By comparing observations from the period when the health insurance mandate penalty was in full effect (2016-2018) and the year the mandate was eliminated (2019), analysts observed that the Latino population had an increase in the probabilities of being uninsured, having an emergency department (ED) visit, and delaying care due to cost, despite an increase in the probability of having a usual source of care. However, usual source of care did not differentiate by types of care. A reversal in these health care equity indicators for Latino populations is evident from these findings.
The elimination of the ACA health insurance mandate may partially explain the increase in the probability of being uninsured for everyone. The authors suggest that for Latino populations, the possible chilling effects of the (President Donald J.) Trump administration’s public charge regulations and other policies restricting public benefits for immigrants could have played important roles. Policies to reduce out-of-pocket costs, including the continued availability of cost-sharing reductions and enhanced premium tax credits from the 2021-2022 American Rescue Plan, should be continued to address delays in care due to costs. A limitation of this study is that researchers did not look at state policy differences. Nevertheless, the findings of this cross-sectional study suggest that encouraging states to expand Medicaid and bolster the health care safety net to improve community-based services will also be beneficial in reversing health care inequities for Latino populations.
The study’s authors include Bustamante, a senior fellow at the UCLA FSPH Center for Health Policy Research and director of faculty research at the UCLA Latino Policy & Politics Initiative, and Dr. Dylan Roby, UCLA Fielding School of Public Health associate professor of health policy and management and faculty associate, UCLA Center for Health Policy Research, who also teaches at the University of California, Irvine; as well as colleagues from Drexel University, the University of Maryland, and the University of Miami. Dr. Alexander N. Ortega, of the Department of Health Management and Policy, Dornsife School of Public Health, at Drexel University, is the first author.

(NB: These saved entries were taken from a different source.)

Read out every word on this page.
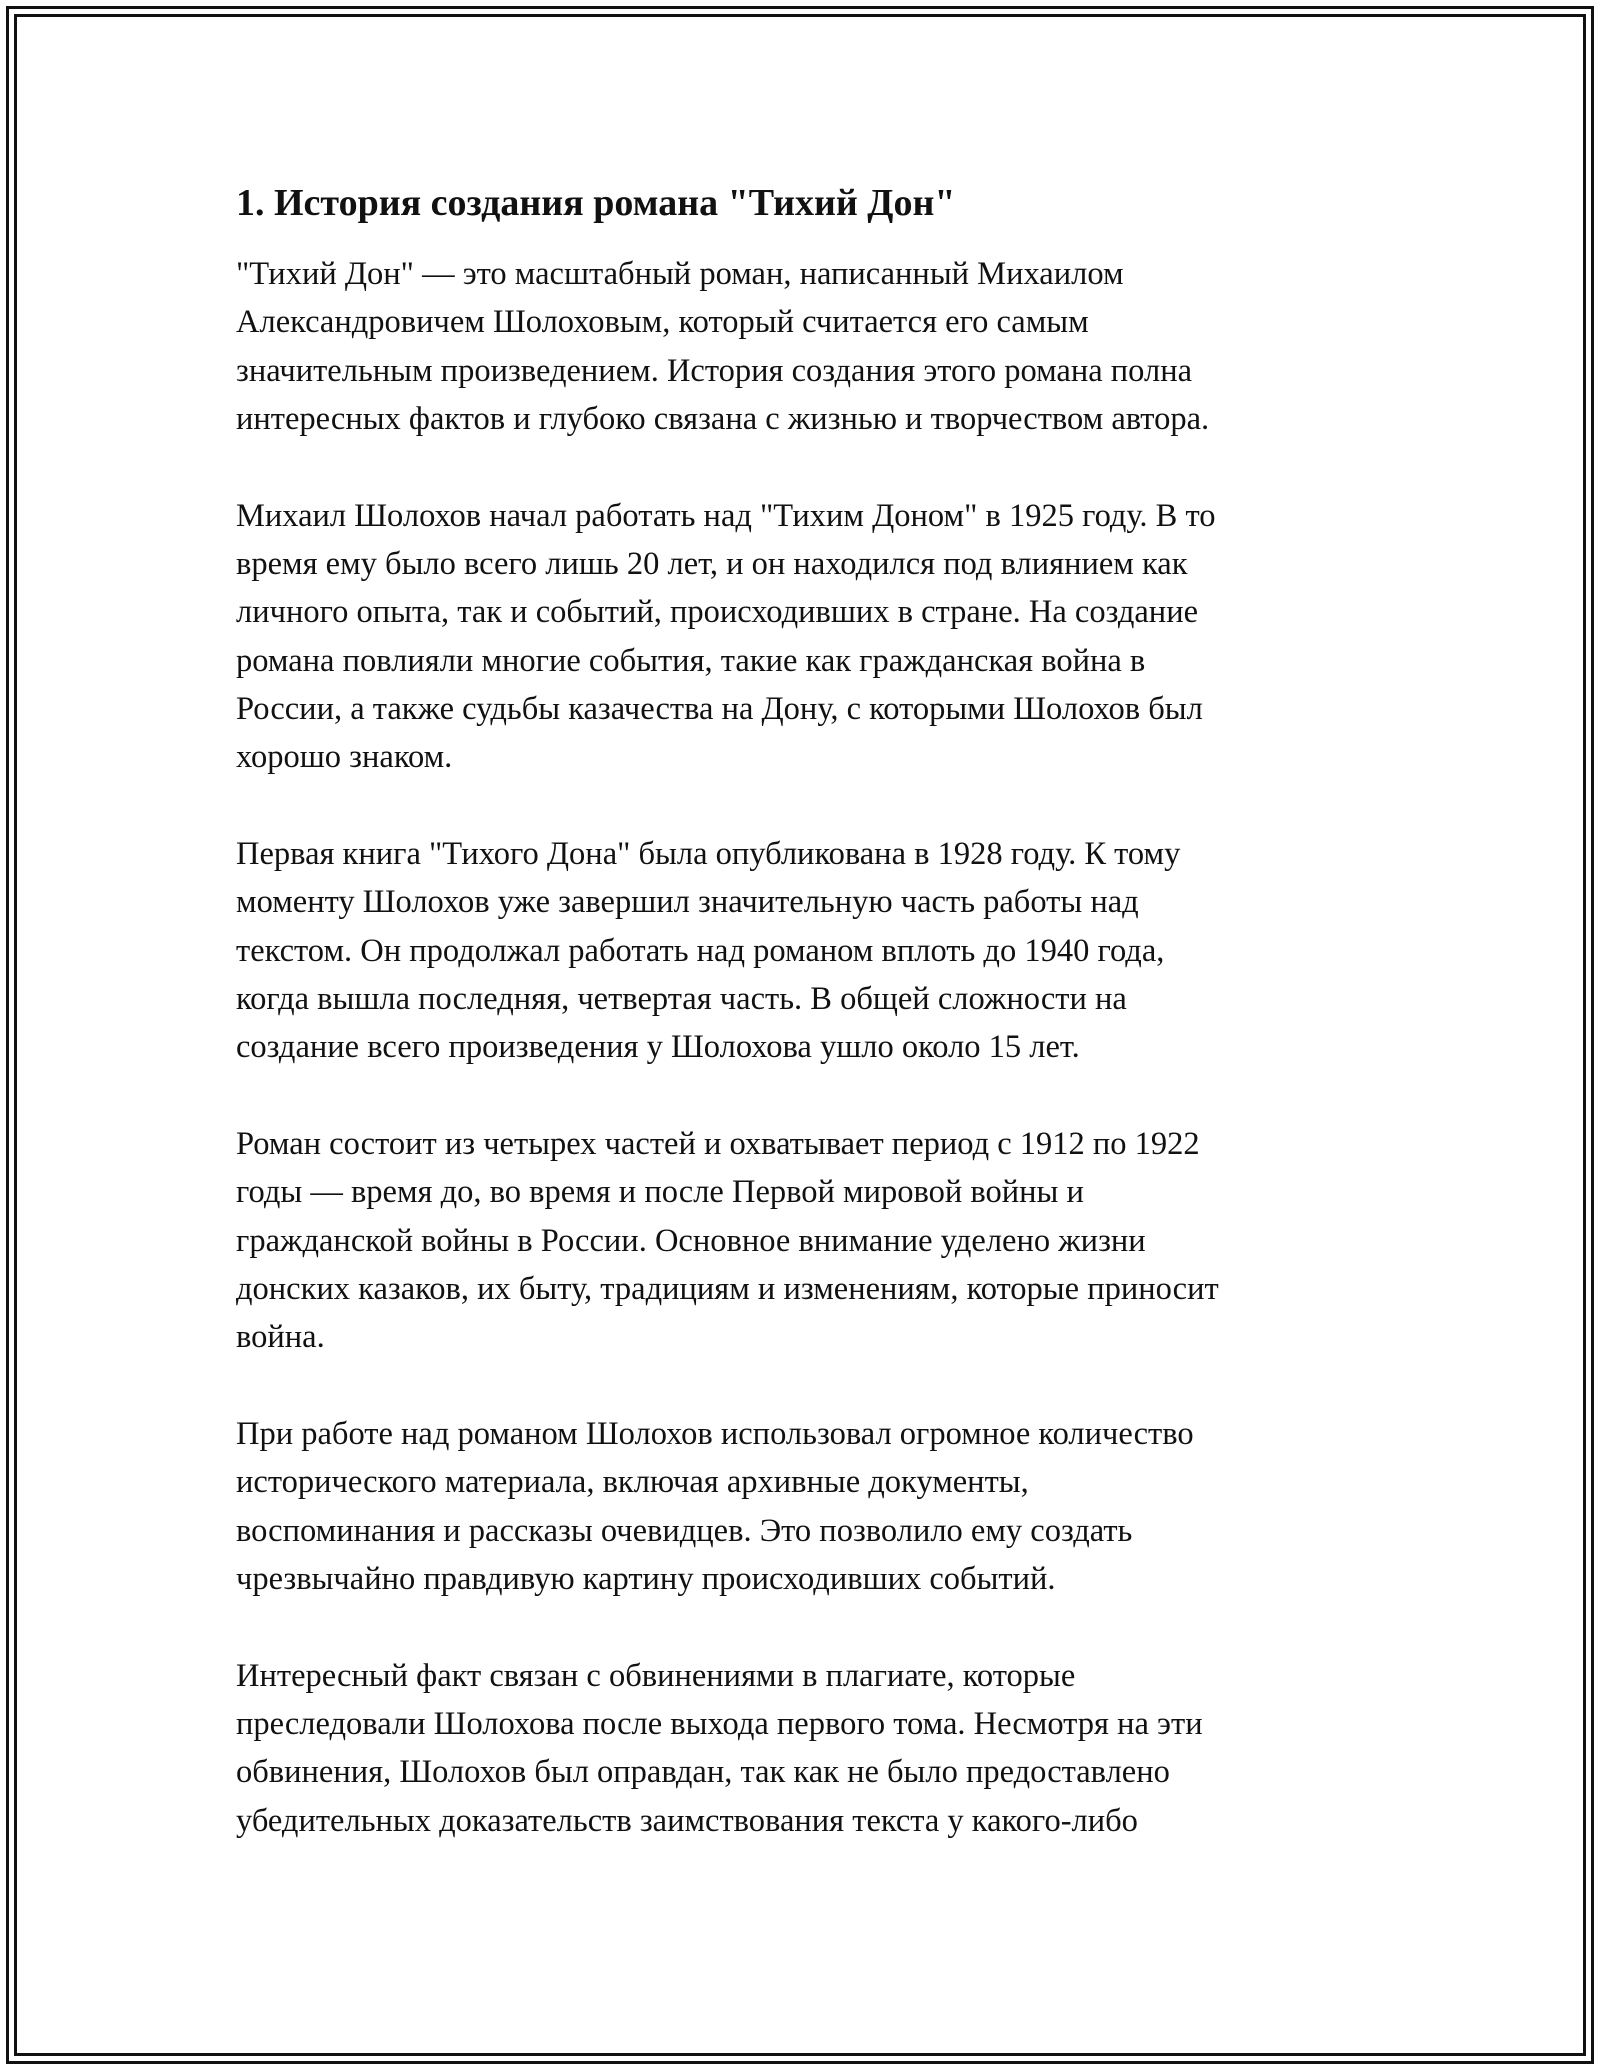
1. История создания романа "Тихий Дон"

"Тихий Дон" — это масштабный роман, написанный Михаилом
Александровичем Шолоховым, который считается его самым
значительным произведением. История создания этого романа полна
интересных фактов и глубоко связана с жизнью и творчеством автора.

Михаил Шолохов начал работать над "Тихим Доном" в 1925 году. В то
время ему было всего лишь 20 лет, и он находился под влиянием как
личного опыта, так и событий, происходивших в стране. На создание
романа повлияли многие события, такие как гражданская война в
России, а также судьбы казачества на Дону, с которыми Шолохов был
хорошо знаком.

Первая книга "Тихого Дона" была опубликована в 1928 году. К тому
моменту Шолохов уже завершил значительную часть работы над
текстом. Он продолжал работать над романом вплоть до 1940 года,
когда вышла последняя, четвертая часть. В общей сложности на
создание всего произведения у Шолохова ушло около 15 лет.

Роман состоит из четырех частей и охватывает период с 1912 по 1922
годы — время до, во время и после Первой мировой войны и
гражданской войны в России. Основное внимание уделено жизни
донских казаков, их быту, традициям и изменениям, которые приносит
война.

При работе над романом Шолохов использовал огромное количество
исторического материала, включая архивные документы,
воспоминания и рассказы очевидцев. Это позволило ему создать
чрезвычайно правдивую картину происходивших событий.

Интересный факт связан с обвинениями в плагиате, которые
преследовали Шолохова после выхода первого тома. Несмотря на эти
обвинения, Шолохов был оправдан, так как не было предоставлено
убедительных доказательств заимствования текста у какого-либо
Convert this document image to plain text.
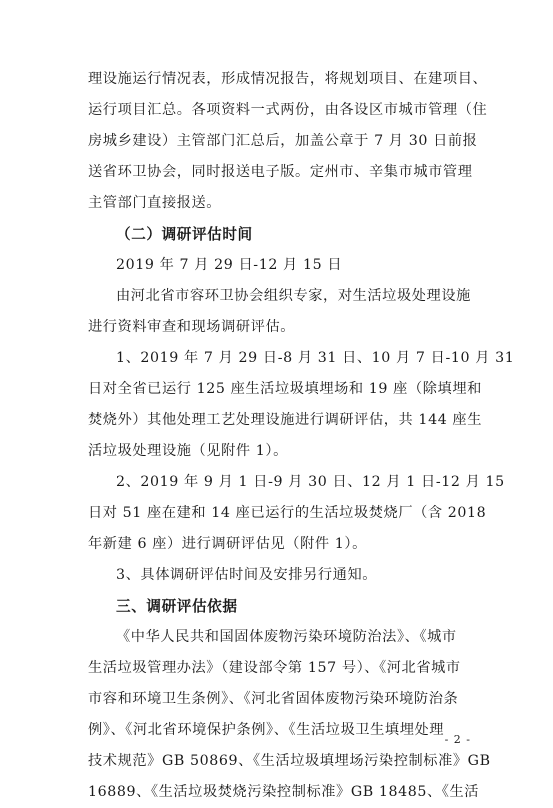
理设施运行情况表，形成情况报告，将规划项目、在建项目、
运行项目汇总。各项资料一式两份，由各设区市城市管理（住
房城乡建设）主管部门汇总后，加盖公章于 7 月 30 日前报
送省环卫协会，同时报送电子版。定州市、辛集市城市管理
主管部门直接报送。
（二）调研评估时间
2019 年 7 月 29 日-12 月 15 日
由河北省市容环卫协会组织专家，对生活垃圾处理设施
进行资料审查和现场调研评估。
1、2019 年 7 月 29 日-8 月 31 日、10 月 7 日-10 月 31
日对全省已运行 125 座生活垃圾填埋场和 19 座（除填埋和
焚烧外）其他处理工艺处理设施进行调研评估，共 144 座生
活垃圾处理设施（见附件 1）。
2、2019 年 9 月 1 日-9 月 30 日、12 月 1 日-12 月 15
日对 51 座在建和 14 座已运行的生活垃圾焚烧厂（含 2018
年新建 6 座）进行调研评估见（附件 1）。
3、具体调研评估时间及安排另行通知。
三、调研评估依据
《中华人民共和国固体废物污染环境防治法》、《城市
生活垃圾管理办法》（建设部令第 157 号）、《河北省城市
市容和环境卫生条例》、《河北省固体废物污染环境防治条
例》、《河北省环境保护条例》、《生活垃圾卫生填埋处理
技术规范》GB 50869、《生活垃圾填埋场污染控制标准》GB
16889、《生活垃圾焚烧污染控制标准》GB 18485、《生活
- 2 -
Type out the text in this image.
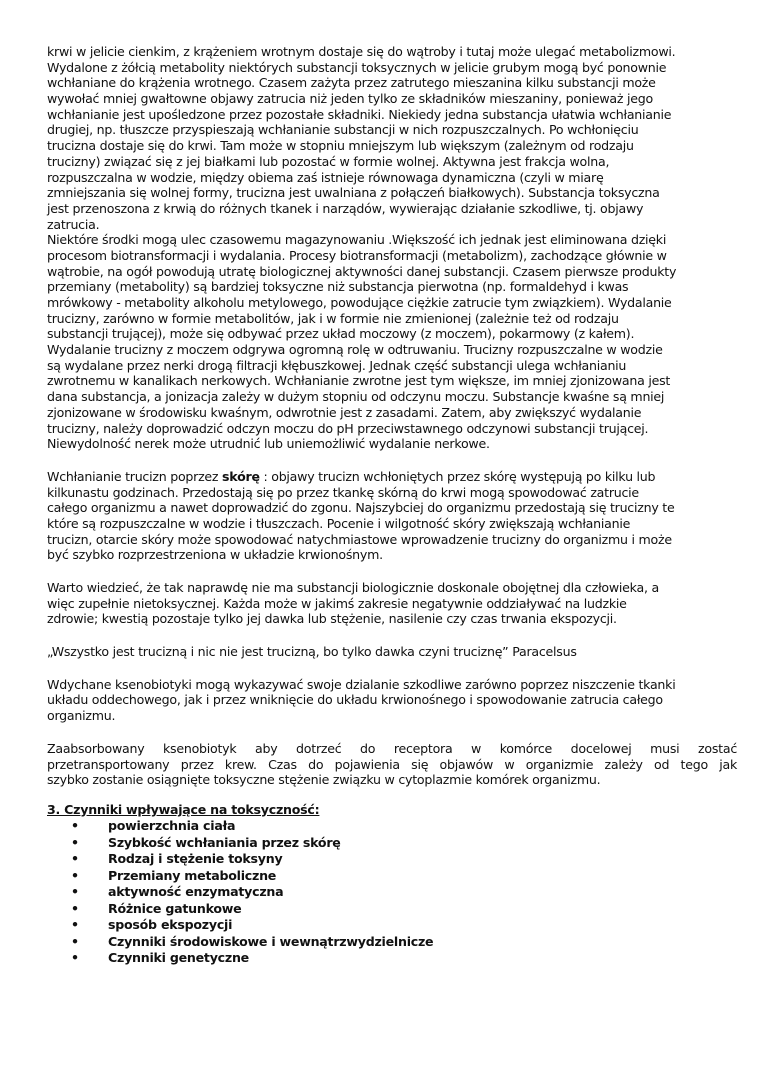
krwi w jelicie cienkim, z krążeniem wrotnym dostaje się do wątroby i tutaj może ulegać metabolizmowi.
Wydalone z żółcią metabolity niektórych substancji toksycznych w jelicie grubym mogą być ponownie
wchłaniane do krążenia wrotnego. Czasem zażyta przez zatrutego mieszanina kilku substancji może
wywołać mniej gwałtowne objawy zatrucia niż jeden tylko ze składników mieszaniny, ponieważ jego
wchłanianie jest upośledzone przez pozostałe składniki. Niekiedy jedna substancja ułatwia wchłanianie
drugiej, np. tłuszcze przyspieszają wchłanianie substancji w nich rozpuszczalnych. Po wchłonięciu
trucizna dostaje się do krwi. Tam może w stopniu mniejszym lub większym (zależnym od rodzaju
trucizny) związać się z jej białkami lub pozostać w formie wolnej. Aktywna jest frakcja wolna,
rozpuszczalna w wodzie, między obiema zaś istnieje równowaga dynamiczna (czyli w miarę
zmniejszania się wolnej formy, trucizna jest uwalniana z połączeń białkowych). Substancja toksyczna
jest przenoszona z krwią do różnych tkanek i narządów, wywierając działanie szkodliwe, tj. objawy
zatrucia.
Niektóre środki mogą ulec czasowemu magazynowaniu .Większość ich jednak jest eliminowana dzięki
procesom biotransformacji i wydalania. Procesy biotransformacji (metabolizm), zachodzące głównie w
wątrobie, na ogół powodują utratę biologicznej aktywności danej substancji. Czasem pierwsze produkty
przemiany (metabolity) są bardziej toksyczne niż substancja pierwotna (np. formaldehyd i kwas
mrówkowy - metabolity alkoholu metylowego, powodujące ciężkie zatrucie tym związkiem). Wydalanie
trucizny, zarówno w formie metabolitów, jak i w formie nie zmienionej (zależnie też od rodzaju
substancji trującej), może się odbywać przez układ moczowy (z moczem), pokarmowy (z kałem).
Wydalanie trucizny z moczem odgrywa ogromną rolę w odtruwaniu. Trucizny rozpuszczalne w wodzie
są wydalane przez nerki drogą filtracji kłębuszkowej. Jednak część substancji ulega wchłanianiu
zwrotnemu w kanalikach nerkowych. Wchłanianie zwrotne jest tym większe, im mniej zjonizowana jest
dana substancja, a jonizacja zależy w dużym stopniu od odczynu moczu. Substancje kwaśne są mniej
zjonizowane w środowisku kwaśnym, odwrotnie jest z zasadami. Zatem, aby zwiększyć wydalanie
trucizny, należy doprowadzić odczyn moczu do pH przeciwstawnego odczynowi substancji trującej.
Niewydolność nerek może utrudnić lub uniemożliwić wydalanie nerkowe.
Wchłanianie trucizn poprzez skórę : objawy trucizn wchłoniętych przez skórę występują po kilku lub
kilkunastu godzinach. Przedostają się po przez tkankę skórną do krwi mogą spowodować zatrucie
całego organizmu a nawet doprowadzić do zgonu. Najszybciej do organizmu przedostają się trucizny te
które są rozpuszczalne w wodzie i tłuszczach. Pocenie i wilgotność skóry zwiększają wchłanianie
trucizn, otarcie skóry może spowodować natychmiastowe wprowadzenie trucizny do organizmu i może
być szybko rozprzestrzeniona w układzie krwionośnym.
Warto wiedzieć, że tak naprawdę nie ma substancji biologicznie doskonale obojętnej dla człowieka, a
więc zupełnie nietoksycznej. Każda może w jakimś zakresie negatywnie oddziaływać na ludzkie
zdrowie; kwestią pozostaje tylko jej dawka lub stężenie, nasilenie czy czas trwania ekspozycji.
„Wszystko jest trucizną i nic nie jest trucizną, bo tylko dawka czyni truciznę” Paracelsus
Wdychane ksenobiotyki mogą wykazywać swoje dzialanie szkodliwe zarówno poprzez niszczenie tkanki
układu oddechowego, jak i przez wniknięcie do układu krwionośnego i spowodowanie zatrucia całego
organizmu.
Zaabsorbowany ksenobiotyk aby dotrzeć do receptora w komórce docelowej musi zostać
przetransportowany przez krew. Czas do pojawienia się objawów w organizmie zależy od tego jak
szybko zostanie osiągnięte toksyczne stężenie związku w cytoplazmie komórek organizmu.
3. Czynniki wpływające na toksyczność:
• powierzchnia ciała
• Szybkość wchłaniania przez skórę
• Rodzaj i stężenie toksyny
• Przemiany metaboliczne
• aktywność enzymatyczna
• Różnice gatunkowe
• sposób ekspozycji
• Czynniki środowiskowe i wewnątrzwydzielnicze
• Czynniki genetyczne
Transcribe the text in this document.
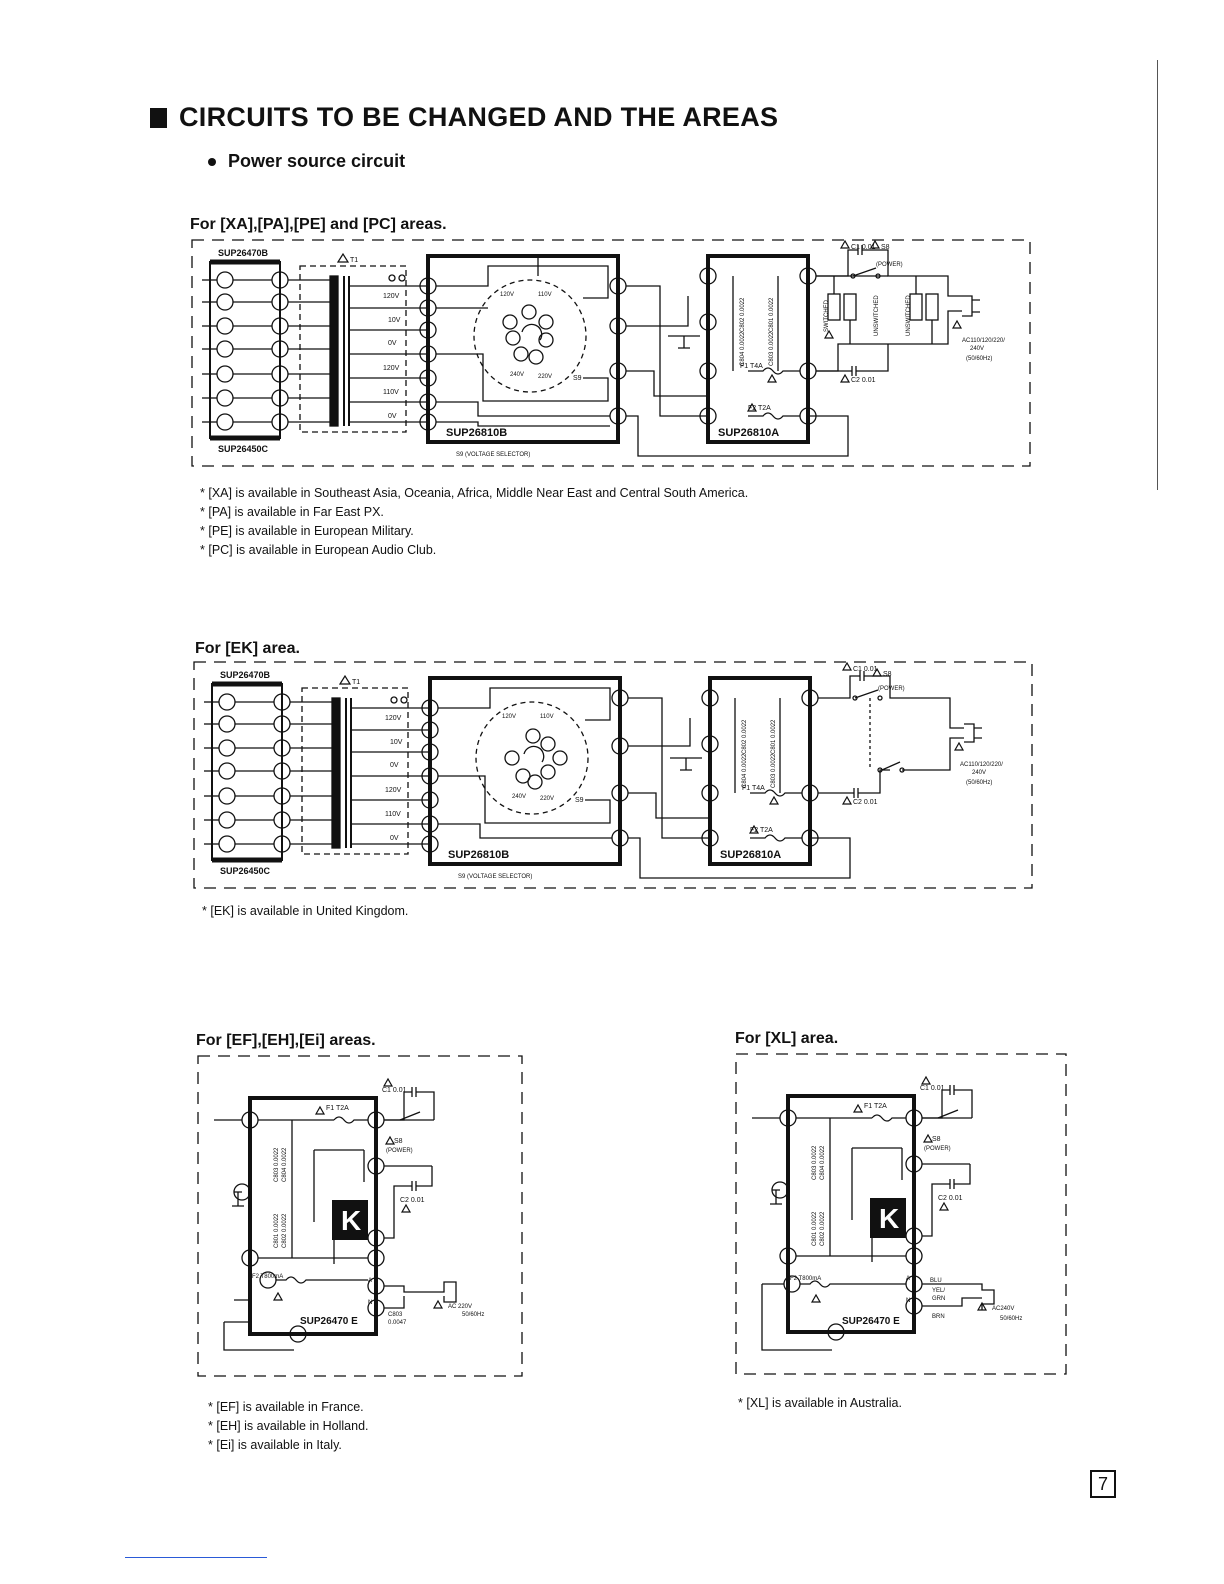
CIRCUITS TO BE CHANGED AND THE AREAS
Power source circuit
For [XA],[PA],[PE] and [PC] areas.
SUP26470B
SUP26450C
T1
120V
10V
0V
120V
110V
0V
SUP26810B	SUP26810A
S9 (VOLTAGE SELECTOR)
C1 0.01 S8
(POWER)
C2 0.01
F1 T4A
F2 T2A
AC110/120/220/
240V
(50/60Hz)
S9
SWITCHED	UNSWITCHED	UNSWITCHED
C802 0.0022	C801 0.0022
C804 0.0022	C803 0.0022
120V	110V
240V 220V
* [XA] is available in Southeast Asia, Oceania, Africa, Middle Near East and Central South America.
* [PA] is available in Far East PX.
* [PE] is available in European Military.
* [PC] is available in European Audio Club.
For [EK] area.
SUP26470B
SUP26450C
T1
120V
10V
0V
120V
110V
0V
SUP26810B	SUP26810A
S9 (VOLTAGE SELECTOR)
C1 0.01
S8
(POWER)
C2 0.01
F1 T4A
F2 T2A
AC110/120/220/
240V
(50/60Hz)
S9
C802 0.0022	C801 0.0022
C804 0.0022	C803 0.0022
120V	110V
240V 220V
* [EK] is available in United Kingdom.
For [EF],[EH],[Ei] areas.
K
C1 0.01
F1 T2A
S8
(POWER)
C2 0.01
F2 T800mA
SUP26470 E
C803
0.0047
AC 220V
50/60Hz
A
N
C803 0.0022 C804 0.0022
C801 0.0022 C802 0.0022
* [EF] is available in France.
* [EH] is available in Holland.
* [Ei] is available in Italy.
For [XL] area.
K
C1 0.01
F1 T2A
S8
(POWER)
C2 0.01
F2 T800mA
SUP26470 E
BLU
YEL/
GRN
BRN
AC240V
50/60Hz
A
N
C803 0.0022 C804 0.0022
C801 0.0022 C802 0.0022
* [XL] is available in Australia.
7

“Latino communities have long suffered from inequities in the American health care system,” Bustamante said. “We need to continue bolstering the health care safety net to address cost concerns and provide community-based services that are easy for Latinos to access.”
The study is published online today in the peer-reviewed JAMA Network Open, an international, peer-reviewed, open access, general medical journal that publishes research on clinical care, innovation in health care, health policy, and global health across all health disciplines. JAMA Network Open is a member of the JAMA Network, a consortium of peer-reviewed, general medical and specialty publications.
This study was supported in part by grants R01MD014146 and R01MD013866 from the National Institute on Minority Health and Health Disparities (NIMHD) at the NIH (Dr Ortega).